Ils ajoutent que le système de vidéosurveillance a été mis en place il y a plusieurs années au vu et au su de tous ,et que les transcriptions des enregistrements par huissier de justice ont été communiquées depuis 2011 au soutien de toutes les procédures judiciaires les opposant à la société A, qui n’a formé sa demande de retrait du dispositif qu’en 2013 , que les autres personnes privées utilisant ce passage commun ont eux aussi connaissance de cette installation et qu’elles ne s’y sont jamais opposées, l’accord de la société A, seule en cause, n’étant pas, selon eux, une condition nécessaire à l’installation et au maintien de ce dispositif.

Les consorts Y déclarent que l’enregistrement des images est limité aux plus stricts abords du portail et estiment qu’aucune violation de la vie privée de quiconque ne peut leur être reprochée.

Ils sollicitent la confirmation du débouté de la demande de provision et d’enlèvement du projecteur.

S’estimant victime de harcèlement procédural, ils demandent la condamnation de la SARL A à leur payer la somme de 10'000 € pour procédure abusive et réclament l’allocation de la somme de 1500 € sur le fondement de l’article 700 du code de procédure civile.

Par ses dernières conclusions en date du 11 juillet 2014, la SARL unipersonnelle A, après avoir fait part de sa version des différents litiges émaillant les relations des parties, conclut à la recevabilité de la demande au motif qu’elle n’a jamais prétendu obtenir la réparation d’un préjudice résultant d’une atteinte à la vie privée de ses salariés.

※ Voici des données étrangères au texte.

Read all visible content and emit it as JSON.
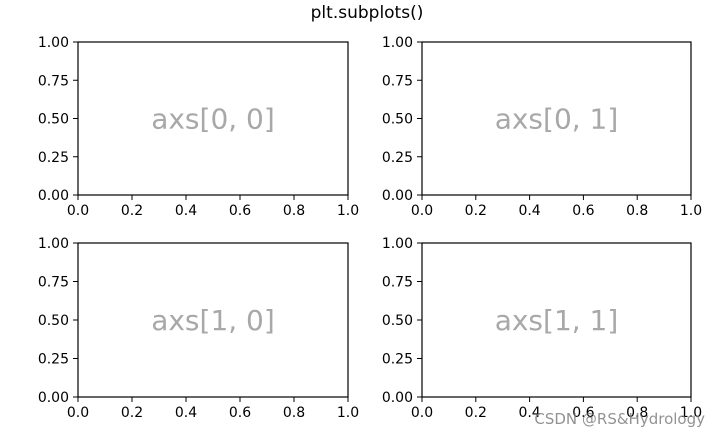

Elle sollicite la confirmation de la décision entreprise en ce qu’elle a condamné les consorts Y à retirer la caméra installée dans le chemin cadastré XXX sous astreinte de 20 € par jour de retard et en ce qu’elle les a déboutés de leurs demandes dommages-intérêts.

Elle demande l’infirmation partielle de cette décision, et sollicite d’une part qu’il soit ordonné à ses adversaires de retirer le projecteur installé dans le même chemin, et ce sous la même astreinte, d’autre part qu’il lui soit alloué la somme de 2000 € à titre de provision à valoir sur la réparation du préjudice résultant de l’atteinte à sa vie privée, la somme de 2000 € par provision à valoir sur la réparation de son préjudice moral et la somme de 3000 € par application des dispositions de l’ Article 700 du Code de Procédure civile.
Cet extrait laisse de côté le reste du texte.